The use of the medicine is not limited to the remedy of patients with COVID-19 alone. It is also useful for remedying and controlling compromised immunity and symptoms caused by viral infections. In addition, it is a resistant antioxidant. During a pandemic, such as coVID-19, the effect of the entire “vaccine” of the drug lies in its continued use as prophylaxis.
The drug has already undergone preclinical trials and has been approved for human trials through the National Agency for Food and Drug Administration and Control with NAFDAC REG. No. A7-4358L. It is this approval that some exaggerated enthusiasts and social media enthusiasts have misunderstood.
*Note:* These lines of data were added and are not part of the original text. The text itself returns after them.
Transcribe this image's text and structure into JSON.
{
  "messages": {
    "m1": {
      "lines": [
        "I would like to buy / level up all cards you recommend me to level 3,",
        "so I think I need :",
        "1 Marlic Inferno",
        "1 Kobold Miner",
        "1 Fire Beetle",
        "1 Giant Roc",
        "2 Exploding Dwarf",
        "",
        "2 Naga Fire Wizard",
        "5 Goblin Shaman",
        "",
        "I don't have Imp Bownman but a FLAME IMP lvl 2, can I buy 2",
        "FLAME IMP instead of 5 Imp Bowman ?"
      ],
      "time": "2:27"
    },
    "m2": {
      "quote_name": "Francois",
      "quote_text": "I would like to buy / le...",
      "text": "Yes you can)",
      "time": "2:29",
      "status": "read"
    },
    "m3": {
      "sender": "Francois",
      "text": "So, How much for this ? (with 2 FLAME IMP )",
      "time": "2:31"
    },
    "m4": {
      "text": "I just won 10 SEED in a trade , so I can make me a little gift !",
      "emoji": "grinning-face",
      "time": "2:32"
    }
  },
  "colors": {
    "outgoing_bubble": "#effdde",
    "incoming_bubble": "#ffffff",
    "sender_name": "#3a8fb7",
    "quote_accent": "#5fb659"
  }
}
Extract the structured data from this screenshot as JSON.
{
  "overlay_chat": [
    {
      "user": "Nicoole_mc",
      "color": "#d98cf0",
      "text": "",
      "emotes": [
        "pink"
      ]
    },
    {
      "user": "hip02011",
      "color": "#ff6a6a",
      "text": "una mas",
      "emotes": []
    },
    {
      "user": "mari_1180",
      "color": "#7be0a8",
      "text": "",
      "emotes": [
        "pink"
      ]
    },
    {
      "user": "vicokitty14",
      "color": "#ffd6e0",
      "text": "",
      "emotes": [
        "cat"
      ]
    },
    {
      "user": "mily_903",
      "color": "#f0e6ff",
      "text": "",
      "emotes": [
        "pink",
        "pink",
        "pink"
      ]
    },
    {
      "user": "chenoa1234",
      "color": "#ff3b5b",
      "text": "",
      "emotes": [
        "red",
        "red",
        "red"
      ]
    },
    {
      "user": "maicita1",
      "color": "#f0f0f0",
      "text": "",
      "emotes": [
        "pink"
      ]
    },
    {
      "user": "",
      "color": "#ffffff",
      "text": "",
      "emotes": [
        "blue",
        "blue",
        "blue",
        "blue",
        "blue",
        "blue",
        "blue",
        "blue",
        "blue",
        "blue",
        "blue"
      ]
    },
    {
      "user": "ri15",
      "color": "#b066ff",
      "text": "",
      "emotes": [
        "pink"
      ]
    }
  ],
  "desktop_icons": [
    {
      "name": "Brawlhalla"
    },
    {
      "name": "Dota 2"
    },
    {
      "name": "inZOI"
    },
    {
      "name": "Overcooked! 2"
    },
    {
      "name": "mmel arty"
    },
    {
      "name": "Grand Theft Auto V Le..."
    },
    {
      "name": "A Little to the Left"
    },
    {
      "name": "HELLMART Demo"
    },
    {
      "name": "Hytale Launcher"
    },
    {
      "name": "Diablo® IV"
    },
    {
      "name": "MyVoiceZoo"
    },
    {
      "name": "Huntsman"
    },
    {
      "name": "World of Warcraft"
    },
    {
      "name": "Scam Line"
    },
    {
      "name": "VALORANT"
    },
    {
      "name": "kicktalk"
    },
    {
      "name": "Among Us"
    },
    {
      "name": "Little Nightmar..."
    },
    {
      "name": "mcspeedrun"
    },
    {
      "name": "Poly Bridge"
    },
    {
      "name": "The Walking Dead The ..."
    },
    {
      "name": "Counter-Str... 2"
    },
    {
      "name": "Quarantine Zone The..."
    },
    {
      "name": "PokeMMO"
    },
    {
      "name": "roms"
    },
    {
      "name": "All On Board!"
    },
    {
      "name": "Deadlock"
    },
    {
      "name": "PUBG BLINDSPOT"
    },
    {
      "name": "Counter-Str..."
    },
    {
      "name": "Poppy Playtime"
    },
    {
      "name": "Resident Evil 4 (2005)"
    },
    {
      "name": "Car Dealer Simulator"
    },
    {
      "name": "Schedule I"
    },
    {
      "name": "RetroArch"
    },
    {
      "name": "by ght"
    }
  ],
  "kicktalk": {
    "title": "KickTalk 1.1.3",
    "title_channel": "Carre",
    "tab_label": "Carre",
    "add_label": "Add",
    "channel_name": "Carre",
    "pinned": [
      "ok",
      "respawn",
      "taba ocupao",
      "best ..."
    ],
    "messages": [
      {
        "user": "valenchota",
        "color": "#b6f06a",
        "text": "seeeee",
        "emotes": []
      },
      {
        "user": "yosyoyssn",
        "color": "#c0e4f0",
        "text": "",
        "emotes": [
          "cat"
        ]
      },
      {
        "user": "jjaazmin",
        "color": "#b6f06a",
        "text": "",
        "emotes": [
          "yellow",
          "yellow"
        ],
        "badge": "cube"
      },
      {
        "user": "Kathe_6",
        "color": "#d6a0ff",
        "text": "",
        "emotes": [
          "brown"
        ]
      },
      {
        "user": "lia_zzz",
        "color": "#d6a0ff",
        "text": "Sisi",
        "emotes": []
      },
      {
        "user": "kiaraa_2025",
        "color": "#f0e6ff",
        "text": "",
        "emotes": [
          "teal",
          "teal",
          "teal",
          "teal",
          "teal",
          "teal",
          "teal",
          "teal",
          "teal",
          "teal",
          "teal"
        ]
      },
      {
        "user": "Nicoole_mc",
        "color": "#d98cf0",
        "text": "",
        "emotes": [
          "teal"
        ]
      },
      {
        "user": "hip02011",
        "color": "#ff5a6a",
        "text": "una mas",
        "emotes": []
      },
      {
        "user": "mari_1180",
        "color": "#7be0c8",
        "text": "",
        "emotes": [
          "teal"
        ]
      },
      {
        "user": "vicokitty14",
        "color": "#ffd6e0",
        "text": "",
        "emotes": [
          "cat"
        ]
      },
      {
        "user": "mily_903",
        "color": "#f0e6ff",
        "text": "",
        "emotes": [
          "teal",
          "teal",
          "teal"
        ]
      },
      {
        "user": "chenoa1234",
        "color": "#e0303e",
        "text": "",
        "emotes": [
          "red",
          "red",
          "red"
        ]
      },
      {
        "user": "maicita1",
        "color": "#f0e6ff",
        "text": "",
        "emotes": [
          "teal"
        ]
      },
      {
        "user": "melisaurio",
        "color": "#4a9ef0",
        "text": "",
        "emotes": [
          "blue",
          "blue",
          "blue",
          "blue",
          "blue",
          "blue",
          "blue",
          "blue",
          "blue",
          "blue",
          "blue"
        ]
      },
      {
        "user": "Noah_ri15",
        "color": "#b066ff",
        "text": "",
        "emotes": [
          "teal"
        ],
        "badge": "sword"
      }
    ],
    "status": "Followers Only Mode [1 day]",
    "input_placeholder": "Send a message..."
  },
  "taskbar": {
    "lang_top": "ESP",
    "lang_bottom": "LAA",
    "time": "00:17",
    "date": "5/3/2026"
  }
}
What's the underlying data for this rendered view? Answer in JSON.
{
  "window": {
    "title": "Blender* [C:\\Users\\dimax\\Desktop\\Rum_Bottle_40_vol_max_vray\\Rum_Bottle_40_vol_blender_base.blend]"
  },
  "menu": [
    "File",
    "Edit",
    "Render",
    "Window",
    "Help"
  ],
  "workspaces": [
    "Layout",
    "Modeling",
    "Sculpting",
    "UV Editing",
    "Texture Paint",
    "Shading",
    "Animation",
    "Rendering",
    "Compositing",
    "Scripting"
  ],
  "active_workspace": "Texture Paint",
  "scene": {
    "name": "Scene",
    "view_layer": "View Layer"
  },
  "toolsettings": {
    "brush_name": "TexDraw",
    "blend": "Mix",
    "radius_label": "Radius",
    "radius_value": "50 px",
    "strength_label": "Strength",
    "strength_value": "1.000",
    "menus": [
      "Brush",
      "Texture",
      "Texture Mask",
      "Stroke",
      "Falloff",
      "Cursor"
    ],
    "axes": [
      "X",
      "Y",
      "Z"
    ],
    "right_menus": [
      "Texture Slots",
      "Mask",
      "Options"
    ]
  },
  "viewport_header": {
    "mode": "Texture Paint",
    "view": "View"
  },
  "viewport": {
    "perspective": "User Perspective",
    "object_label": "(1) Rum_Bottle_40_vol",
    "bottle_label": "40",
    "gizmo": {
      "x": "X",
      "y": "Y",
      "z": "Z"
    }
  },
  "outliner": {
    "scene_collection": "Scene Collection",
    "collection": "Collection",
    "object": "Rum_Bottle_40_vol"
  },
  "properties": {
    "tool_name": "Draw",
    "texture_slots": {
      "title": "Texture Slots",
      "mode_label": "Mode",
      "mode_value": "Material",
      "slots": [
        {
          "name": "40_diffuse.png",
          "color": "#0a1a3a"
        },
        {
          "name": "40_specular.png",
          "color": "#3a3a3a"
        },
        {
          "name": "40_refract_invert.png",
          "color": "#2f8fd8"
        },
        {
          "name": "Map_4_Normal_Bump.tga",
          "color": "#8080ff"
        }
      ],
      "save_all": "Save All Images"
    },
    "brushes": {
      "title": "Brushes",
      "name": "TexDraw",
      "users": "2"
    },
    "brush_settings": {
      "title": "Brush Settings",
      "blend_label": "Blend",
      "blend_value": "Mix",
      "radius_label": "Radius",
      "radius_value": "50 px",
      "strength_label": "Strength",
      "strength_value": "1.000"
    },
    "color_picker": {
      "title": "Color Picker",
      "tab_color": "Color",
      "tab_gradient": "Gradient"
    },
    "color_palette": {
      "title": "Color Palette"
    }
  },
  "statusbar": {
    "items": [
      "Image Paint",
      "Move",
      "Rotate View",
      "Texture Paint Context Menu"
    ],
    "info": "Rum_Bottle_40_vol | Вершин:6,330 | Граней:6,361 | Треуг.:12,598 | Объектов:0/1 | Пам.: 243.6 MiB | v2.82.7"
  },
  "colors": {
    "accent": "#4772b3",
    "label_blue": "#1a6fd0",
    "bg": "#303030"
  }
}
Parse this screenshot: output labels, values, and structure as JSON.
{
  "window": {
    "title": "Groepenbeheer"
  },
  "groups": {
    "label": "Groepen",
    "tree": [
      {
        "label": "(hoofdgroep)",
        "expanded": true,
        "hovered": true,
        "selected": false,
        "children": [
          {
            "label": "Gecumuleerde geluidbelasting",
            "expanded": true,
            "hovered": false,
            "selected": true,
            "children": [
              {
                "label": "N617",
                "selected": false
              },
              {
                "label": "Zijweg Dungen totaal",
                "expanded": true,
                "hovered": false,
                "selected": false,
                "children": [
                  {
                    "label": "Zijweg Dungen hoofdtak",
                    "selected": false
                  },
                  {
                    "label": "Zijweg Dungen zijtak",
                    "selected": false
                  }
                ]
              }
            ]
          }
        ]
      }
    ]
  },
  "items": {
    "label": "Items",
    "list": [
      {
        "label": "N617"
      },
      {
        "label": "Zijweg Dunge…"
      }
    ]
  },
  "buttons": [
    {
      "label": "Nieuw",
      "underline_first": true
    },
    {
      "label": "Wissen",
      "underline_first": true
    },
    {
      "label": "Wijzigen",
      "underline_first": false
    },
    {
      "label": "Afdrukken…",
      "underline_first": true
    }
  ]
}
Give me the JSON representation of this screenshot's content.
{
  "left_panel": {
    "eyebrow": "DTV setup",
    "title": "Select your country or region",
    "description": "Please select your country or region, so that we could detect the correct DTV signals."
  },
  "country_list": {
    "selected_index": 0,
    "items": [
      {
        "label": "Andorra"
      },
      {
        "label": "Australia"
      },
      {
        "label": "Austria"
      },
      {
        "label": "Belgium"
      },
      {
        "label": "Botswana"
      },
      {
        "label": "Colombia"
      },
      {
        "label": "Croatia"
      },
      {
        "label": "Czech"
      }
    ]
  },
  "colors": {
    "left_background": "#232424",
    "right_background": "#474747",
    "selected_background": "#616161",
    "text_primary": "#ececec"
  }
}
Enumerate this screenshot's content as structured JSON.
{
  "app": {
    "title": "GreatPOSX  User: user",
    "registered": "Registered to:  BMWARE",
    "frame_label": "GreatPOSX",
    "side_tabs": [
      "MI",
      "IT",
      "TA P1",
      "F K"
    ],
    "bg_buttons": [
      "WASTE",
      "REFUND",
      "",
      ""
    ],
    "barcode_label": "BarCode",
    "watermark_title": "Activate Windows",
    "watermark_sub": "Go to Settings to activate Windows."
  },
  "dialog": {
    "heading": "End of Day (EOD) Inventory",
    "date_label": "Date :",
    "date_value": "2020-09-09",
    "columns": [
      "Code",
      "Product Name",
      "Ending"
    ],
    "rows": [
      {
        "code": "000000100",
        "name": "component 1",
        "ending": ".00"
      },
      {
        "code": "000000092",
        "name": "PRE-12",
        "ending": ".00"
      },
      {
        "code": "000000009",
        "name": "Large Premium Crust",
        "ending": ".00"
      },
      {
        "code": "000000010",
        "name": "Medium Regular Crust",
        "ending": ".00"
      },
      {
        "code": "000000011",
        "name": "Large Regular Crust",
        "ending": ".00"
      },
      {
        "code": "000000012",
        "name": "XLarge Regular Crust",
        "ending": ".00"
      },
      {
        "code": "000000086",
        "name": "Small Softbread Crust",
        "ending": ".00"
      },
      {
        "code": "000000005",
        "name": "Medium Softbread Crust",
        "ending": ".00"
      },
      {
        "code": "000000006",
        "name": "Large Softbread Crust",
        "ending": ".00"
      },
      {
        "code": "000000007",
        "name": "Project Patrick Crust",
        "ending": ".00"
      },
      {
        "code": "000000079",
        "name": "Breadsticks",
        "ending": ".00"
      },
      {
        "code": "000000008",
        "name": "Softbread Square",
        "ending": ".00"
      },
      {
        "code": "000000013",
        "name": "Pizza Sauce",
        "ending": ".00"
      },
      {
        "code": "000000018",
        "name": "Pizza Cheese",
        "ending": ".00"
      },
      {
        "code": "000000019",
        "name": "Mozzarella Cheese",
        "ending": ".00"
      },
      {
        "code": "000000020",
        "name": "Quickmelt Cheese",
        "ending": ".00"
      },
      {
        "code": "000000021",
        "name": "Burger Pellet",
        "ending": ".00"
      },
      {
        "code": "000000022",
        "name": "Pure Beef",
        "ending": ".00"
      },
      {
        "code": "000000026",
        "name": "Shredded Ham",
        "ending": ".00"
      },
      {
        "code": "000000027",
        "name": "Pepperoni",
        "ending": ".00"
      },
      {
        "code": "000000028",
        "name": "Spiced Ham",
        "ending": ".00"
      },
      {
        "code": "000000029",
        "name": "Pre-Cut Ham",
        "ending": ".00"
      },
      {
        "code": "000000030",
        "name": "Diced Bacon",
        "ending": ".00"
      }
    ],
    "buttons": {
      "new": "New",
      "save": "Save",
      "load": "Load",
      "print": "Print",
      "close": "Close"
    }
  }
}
However, neither Pax Herbals nor NAFDAC have presented the drug as a cure for COVID-19.
Meanwhile, those who participated in the initial human trials, adding patients with COVID-19, expressed satisfaction with the drug.
However, despite how promising this drug is, bureaucratic bureaucracy in human testing remains a major challenge, especially for cash-stracyl laboratories like Pax Herbals. Moreover, the bureaucracy is even thicker in terms of access to funds, which the Presidential Working Group has shown that the federal government has set aside to be administered through the Central Bank. However, the Central Bank’s online page does not imply any transparent trace to access the fund.
In a telephone verbal exchange with Father Adodo as recently as yesterday, August 11, 2020, he expressed frustration with the bureaucracies of human testing and investment in the country. To further complicate matters, the government has not yet provided mandatory protocols for human trials of herbal medicines. However, it would not be content with the adaptation of existing drug protocols.
However, Pax Herbals is not alone. Even the African Centre of Excellence for infectious diseases genomics (ACEGID), located at Redeemer University in Ede, Osun State, is already at a disadvantage in its collaboration with the University of Cambridge in the progression of a COVID-19 vaccine. In all likelihood, clinical trials of the vaccine will be based in Cambridge, rather than Ede, or due to the widespread deficiencies and deficiencies for which Nigeria is classified.
As Professor Oyewale Tomori, Nigeria’s leading virologist and infectious disease specialist, rightly noted, Nigeria does not have the laboratories for clinical trials and lacks the fundamental infrastructure (electricity, water and facilities good enough) to produce vaccines. He concluded with a poignant suggestion, if not an accusation: “The government will have to put all the infrastructure in position. It is not the duty of citizens or personal enterprises to do so.”
However, unlike ACEGID, Pax Herbals does not have a foreign partner. He doesn’t even want his product to be actually indigenous. However, the pitfalls highlighted above may explain why commendable efforts to expand local herbs, such as Pax Herbals, die in clinical trials.
Given the promise made through PaxHerbal Cugzin, it will be very unfortunate that Father Adodo’s efforts have not been nurtured well, despite NAFDAC’s encouragement that the drug is tested in humans.
It will be even more unfortunate for the drug to be sold to a foreign pharmaceutical company and re-marketed in Nigeria. The federal and state governments will then be willing to purchase it at an exorbitant value for use in public hospitals. Why invest in the effort now and make PaxHerbal Cugzin an original Nigerian product?